Der Innsbrucker Philosophie-Professor verfasste beispielsweise 1942 gemeinsam mit dem nationalsozialistischen Dichter Josef Wenter das einschlägige pro-nationalsozialistische Buch „Vom Wehrbauer zum Gebirgsjäger“. 1940 beantragte Moser schließlich die Mitgliedschaft in der NSDAP und erhielt seine Lehrbefugnis als Universitätsprofessor zurück. Moser war zwar kein Chefideologe, wechselte aber gerne die Seiten mit herausragendem Opportunismus. Gleichermaßen wandte sich seine Gesinnung erneut 1945, als Mosers Bruder Alfons in Alpbach die heutzutage renommierteste Bleibe in Alpbach ersteigerte, den Böglerhof – illustrer Schlafplatz aller Spitzenmanager und -politiker während des Forums. Mosers Stimme war nun die eines geeinten und starken Europas und so startete er das Forum Alpbach mit dem Studenten Otto Molden unter den neuen Vorzeichen von Einheit und Frieden. Molden, der sich 1938 dezidiert gegen den Nationalsozialismus engagierte, war mit Moser über seine Tätigkeit im austrofaschistischen Grauen Freikorps in der 30er Jahren wohl vertraut. Ihre alten Verbindungen spiegelten sich auch in den Anfängen des Forums: Beim ersten Forum Alpbach sang der wieder ins Leben gerufene Bruder-Willram-Bund gemeinsam mit einem französischen Soldatenchor, wurde im Sommer 1945 Tirol ja Teil der französischen Besatzungszone.

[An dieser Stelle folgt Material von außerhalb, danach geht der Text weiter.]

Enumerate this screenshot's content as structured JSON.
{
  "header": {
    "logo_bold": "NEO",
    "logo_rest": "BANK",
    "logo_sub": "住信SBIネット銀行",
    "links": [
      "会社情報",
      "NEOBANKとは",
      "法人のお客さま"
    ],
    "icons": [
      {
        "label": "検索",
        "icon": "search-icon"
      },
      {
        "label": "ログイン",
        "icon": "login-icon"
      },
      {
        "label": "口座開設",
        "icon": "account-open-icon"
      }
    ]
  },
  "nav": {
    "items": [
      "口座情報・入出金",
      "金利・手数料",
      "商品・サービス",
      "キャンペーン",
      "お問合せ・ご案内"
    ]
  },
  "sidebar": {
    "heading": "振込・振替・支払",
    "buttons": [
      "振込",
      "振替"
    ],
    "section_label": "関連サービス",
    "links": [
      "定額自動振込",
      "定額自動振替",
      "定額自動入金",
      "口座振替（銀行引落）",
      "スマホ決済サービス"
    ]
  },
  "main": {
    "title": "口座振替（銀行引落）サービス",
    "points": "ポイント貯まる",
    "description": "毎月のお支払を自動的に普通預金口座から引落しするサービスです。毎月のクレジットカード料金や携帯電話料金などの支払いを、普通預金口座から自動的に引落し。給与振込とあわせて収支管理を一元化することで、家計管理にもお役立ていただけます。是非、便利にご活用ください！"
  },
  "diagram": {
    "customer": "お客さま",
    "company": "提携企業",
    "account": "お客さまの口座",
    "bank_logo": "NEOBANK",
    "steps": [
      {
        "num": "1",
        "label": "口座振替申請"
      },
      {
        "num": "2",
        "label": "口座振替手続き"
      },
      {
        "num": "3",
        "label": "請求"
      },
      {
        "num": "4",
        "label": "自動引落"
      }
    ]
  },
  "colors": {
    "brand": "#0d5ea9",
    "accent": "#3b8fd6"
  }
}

Menschen ändern sich, Gesinnungen ändern sich. Niemand kann Moser und Molden ab 1945 einen authentischen europäischen Geist absprechen, diesen haben sie in Folge von mehreren Jahrzehnten zweifellos bewiesen. Trotzdem bleibt diese Herkunft, die weniger eine Verurteilung darstellen muss, sondern gerade einen außergewöhnlichen Wandel offenbart, das eigentliche Wunder von Alpbach. Moser bleibt bis 1978 Wissenschaftlicher Leiter des Forums, Molden bis 1992 Präsident. Es ist falsch, das Europäische Forum Alpbach auf diese Wurzeln hin betrachtet als etwas zu deklarieren, was es nicht ist, nämlich in irgendeiner Weise rechte Politik. Über 70 involvierte Nationen von allen Kontinenten zeugen von einem Geist jenseits des kleinkarierten Austriazentrismus. Und doch zerfällt Alpbach manchmal in eine Dichotomie zwischen Weltoffenheit und Innovation einerseits und dem seltsamen Hauch des bürgerlichen Elitarismus, der unweigerlich ebenso präsent ist, auf der anderen Seite. Die Politik, insbesondere die Volkspartei, hat sich über die Jahrzehnte das Forum in großen Stücken zu eigen gemacht und spiegelt ironischer Weise mit einer Schützen-Bischof-Lederhosen-Dirndl-Folklore jene im eigentlichen Forum schon seit über 70 Jahren überwundenen Wurzeln. Wer hier eine Renaissance ortet, der sei entwarnt. Ideologie ersetzte sich heutzutage oftmals durch verbissenen Karrierismus. So bleibt mancher Alpbachpilger ein wandelnder Schatten, der seine Existenzberechtigung einzig in seinem schön formatierten Lebenslauf in Hochglanzmappen zu begründen versucht, unabhängig der Regierungs- und Wirtschaftsform.